Not the very good ones and the very bad ones, anyway.
I read two books in the past month that were somewhat of a surprise to me. One was Hard Contact, a Star Wars EU novel by Karen Traviss. People kept complaining about a) the language being too military and impossible to understand, and b) not “getting” the plot, as in, they literally didn’t understand the plot. In a pretty straight-forward action novel. It’s depressing to read a review that says “Those guys are clones of the guy who captured Han Solo for Jabba!”. Just… no. You can critique away and rip the book apart for good reasons, I don’t care, but please get your facts right. And maybe pay attention to the story you’re reading. As you’re supposed to do when reading a book. That’ll help.
For an EU novel, Hard Contact is actually really good. Not the best stuff out there, but a decent read (if you don’t mind 35% ads in the Kindle edition. For the love of god, why?!). Anyways, that was the nice surprise.
The not-so-nice one was Evensong by Krista Walsh. I heard nothing but praise about it, but boy, was that book a letdown. Maybe precisely because of all the praise and my subsequently high expectations, I don’t know. But even so, the book just didn’t live up to any kind of expectations. Unlikeable characters, a plot full of holes and a world that didn’t make sense. Yet it didn’t have even one review below four stars on any Amazon incarnation. I don’t understand. Nothing that irked me so, SO much while I read it was even mentioned in the reviews. Sure, it’s always a matter of personal preference, but I thought at least someone would notice blatant mistakes in the in-universe logic? Like the whole point of getting The Author into his book (to change the story) literally falling apart when people start realising he might not be that omnipotent after all? But then stick to the plan anyway, and then he suddenly is The Creator and God of All? When everything pointed to “nope, he’s not, he’s just a mediocre scribbler who doesn’t even know how big the country is he himself supposedly created“. I fail to see how this makes sense, in-universe or outside.
This is why I usually don’t trust praise. But I guess the whole “author gets sucked into his world” thing sort of lured me in. I wish it hadn’t. Meh.

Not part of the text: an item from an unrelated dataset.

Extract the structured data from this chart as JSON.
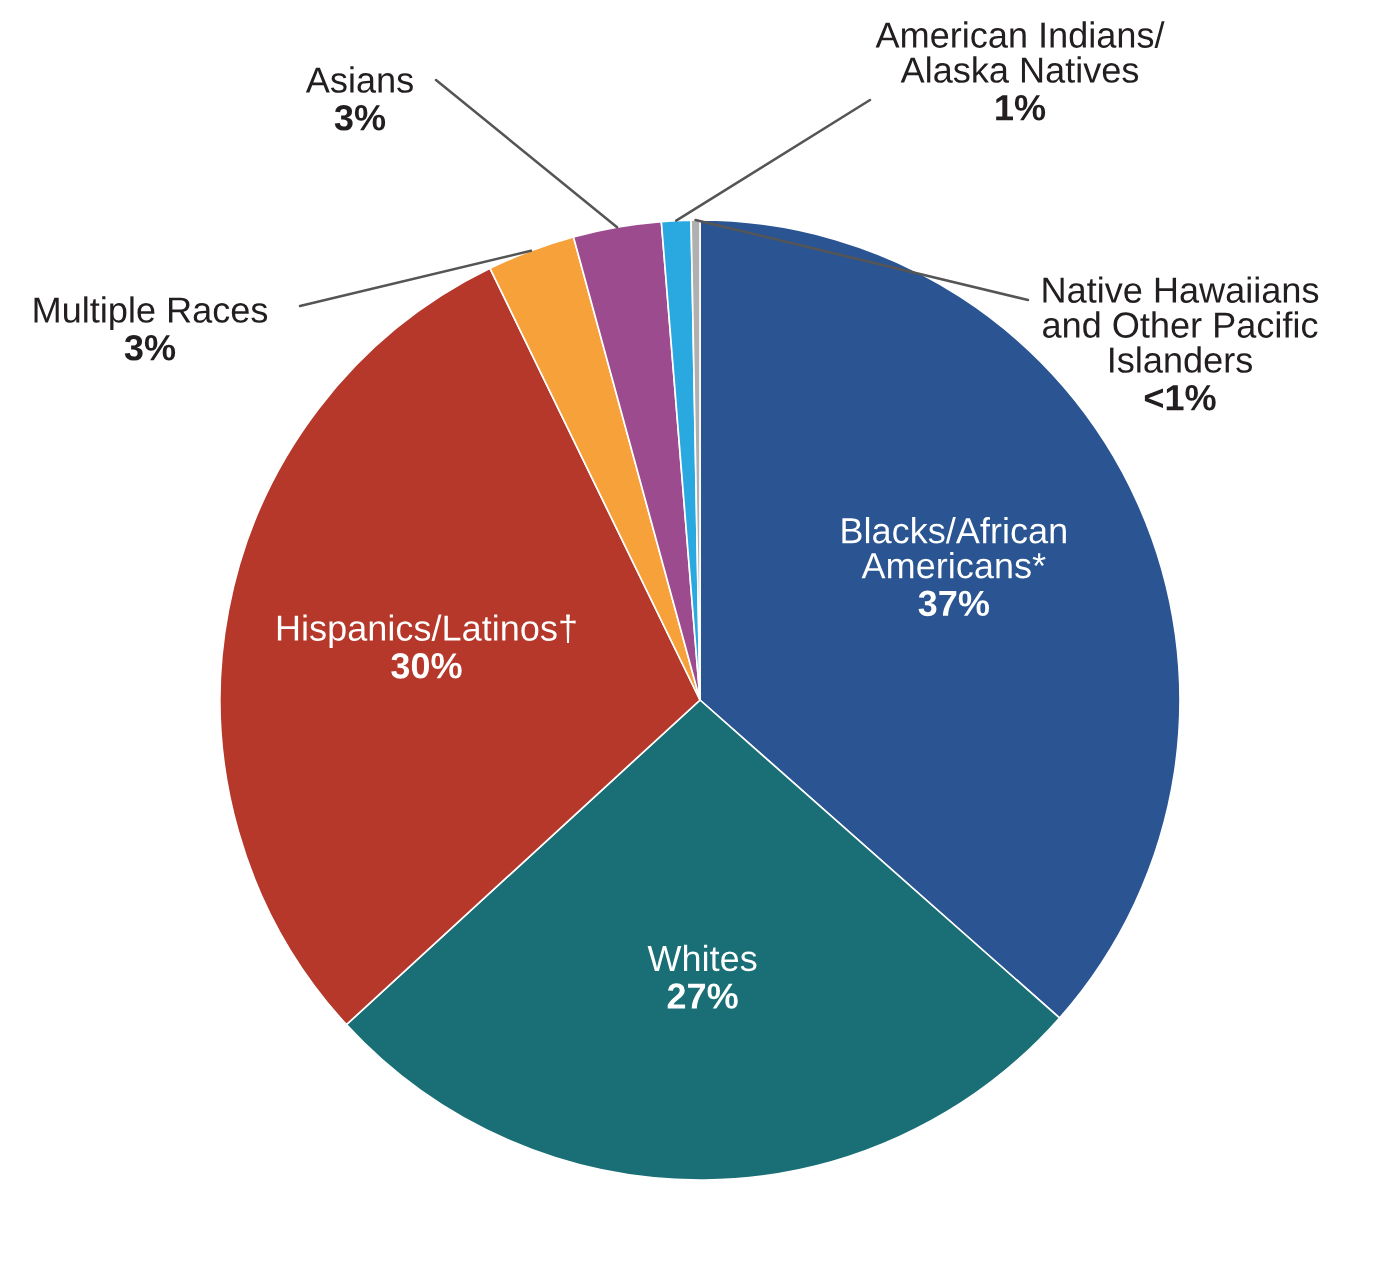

That’s also why I rarely do very good or very bad reviews of my own. It doesn’t help anyone, and it gives a skewed picture of the product in question. Five stars are for the stuff that makes the “all-time favourite” list; and that’s not much. One star is for the things that not only are bad (or mediocre at best), but also have a generally unappealing package (like the fucked-up chronology of the Clone Wars episodes on the blurays, or the 35% ads and excerpts in Hard Contact’s Kindle version). Those two sets of criteria seldom apply (usually there’s at least something saving the thing in question), so I usually don’t consult the praise and the hate, either. If that’s possible. It’s when it’s not that I get most often disappointed.